Mask-ControlNet: Higher-Quality Image Generation with An Additional Mask Prompt

Zhiqi Huang,Huixin Xiong,Haoyu Wang,Longguang Wang,Zhiheng Li
2024-04-08
Abstract:Text-to-image generation has witnessed great progress, especially with the recent advancements in diffusion models. Since texts cannot provide detailed conditions like object appearance, reference images are usually leveraged for the control of objects in the generated images. However, existing methods still suffer limited accuracy when the relationship between the foreground and background is complicated. To address this issue, we develop a framework termed Mask-ControlNet by introducing an additional mask prompt. Specifically, we first employ large vision models to obtain masks to segment the objects of interest in the reference image. Then, the object images are employed as additional prompts to facilitate the diffusion model to better understand the relationship between foreground and background regions during image generation. Experiments show that the mask prompts enhance the controllability of the diffusion model to maintain higher fidelity to the reference image while achieving better image quality. Comparison with previous text-to-image generation methods demonstrates our method's superior quantitative and qualitative performance on the benchmark datasets.
Computer Vision and Pattern Recognition
What problem does this paper attempt to address?

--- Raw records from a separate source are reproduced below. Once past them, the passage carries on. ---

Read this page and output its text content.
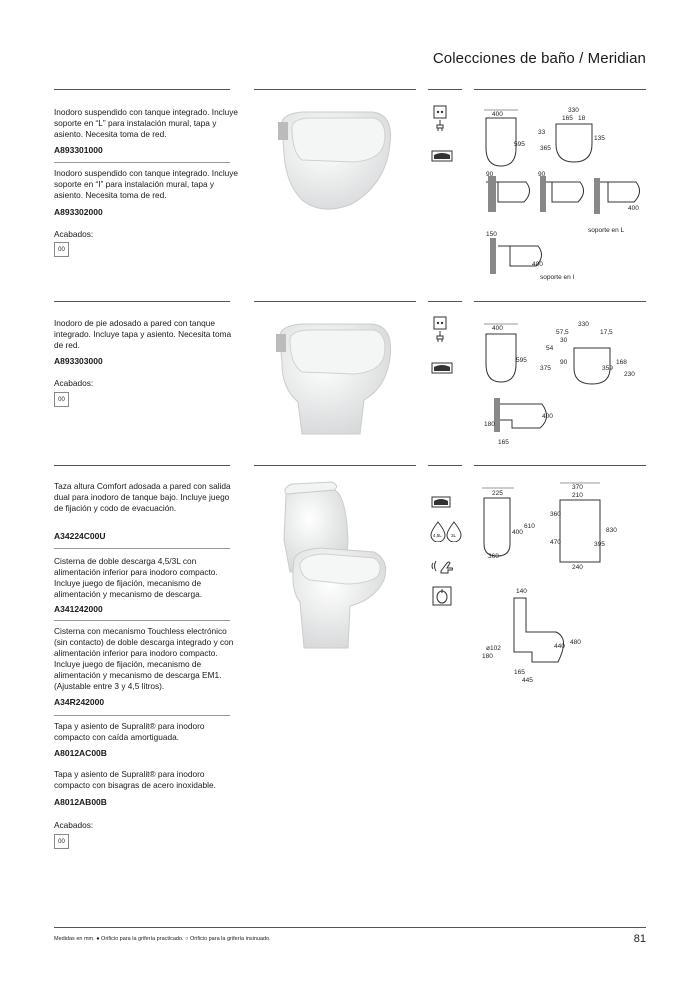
Colecciones de baño / Meridian
Inodoro suspendido con tanque integrado. Incluye soporte en “L” para instalación mural, tapa y asiento. Necesita toma de red.
A893301000
Inodoro suspendido con tanque integrado. Incluye soporte en “I” para instalación mural, tapa y asiento. Necesita toma de red.
A893302000
Acabados:
00
400
595
330
165 18
33
135
365
90	90
400
soporte en L
150
400
soporte en I
Inodoro de pie adosado a pared con tanque integrado. Incluye tapa y asiento. Necesita toma de red.
A893303000
Acabados:
00
400
595
330
57,5	17,5
30
54
90
375
168
359
230
400
180
165
Taza altura Comfort adosada a pared con salida dual para inodoro de tanque bajo. Incluye juego de fijación y codo de evacuación.
A34224C00U
Cisterna de doble descarga 4,5/3L con alimentación inferior para inodoro compacto. Incluye juego de fijación, mecanismo de alimentación y mecanismo de descarga.
A341242000
Cisterna con mecanismo Touchless electrónico (sin contacto) de doble descarga integrado y con alimentación inferior para inodoro compacto. Incluye juego de fijación, mecanismo de alimentación y mecanismo de descarga EM1. (Ajustable entre 3 y 4,5 litros).
A34R242000
Tapa y asiento de Supralit® para inodoro compacto con caída amortiguada.
A8012AC00B
Tapa y asiento de Supralit® para inodoro compacto con bisagras de acero inoxidable.
A8012AB00B
Acabados:
00
4,5L 3L
225
610
400
360
370
210
360
830
470	395
240
140
ø102	440
480
180
165
445
Medidas en mm. ● Orificio para la grifería practicado. ○ Orificio para la grifería insinuado.	81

The paper primarily addresses the issues present in text-to-image generation and proposes a new solution. Specifically, although existing text-to-image generation methods have made significant progress, especially with the help of diffusion models, there are still some limitations, particularly when dealing with complex scenes, such as object distortion, background overfitting, and disharmony between foreground and background. To solve these problems, the authors propose a framework called Mask-ControlNet. This framework introduces additional mask prompts to better control the relationship between foreground and background during the image generation process. The specific approach is as follows: 1. **Utilize large vision models to obtain masks**: First, a powerful vision model (such as SAM) is used to segment the reference image to obtain the mask of the object of interest. 2. **Separate foreground and background information**: The obtained mask is used to segment the foreground object from the reference image, and the foreground image is used as an additional prompt input to the model. 3. **Enhance the understanding ability of the diffusion model**: This additional information helps the diffusion model better understand the relationship between the foreground and background, thereby maintaining higher fidelity when generating images. Experimental results show that Mask-ControlNet can generate higher quality and more expected images, especially performing better in handling complex scenes. Compared with existing methods, this method achieves better performance in both quantitative and qualitative evaluations. Additionally, user studies also validate the superiority of Mask-ControlNet in terms of image realism, aesthetic quality, and accuracy.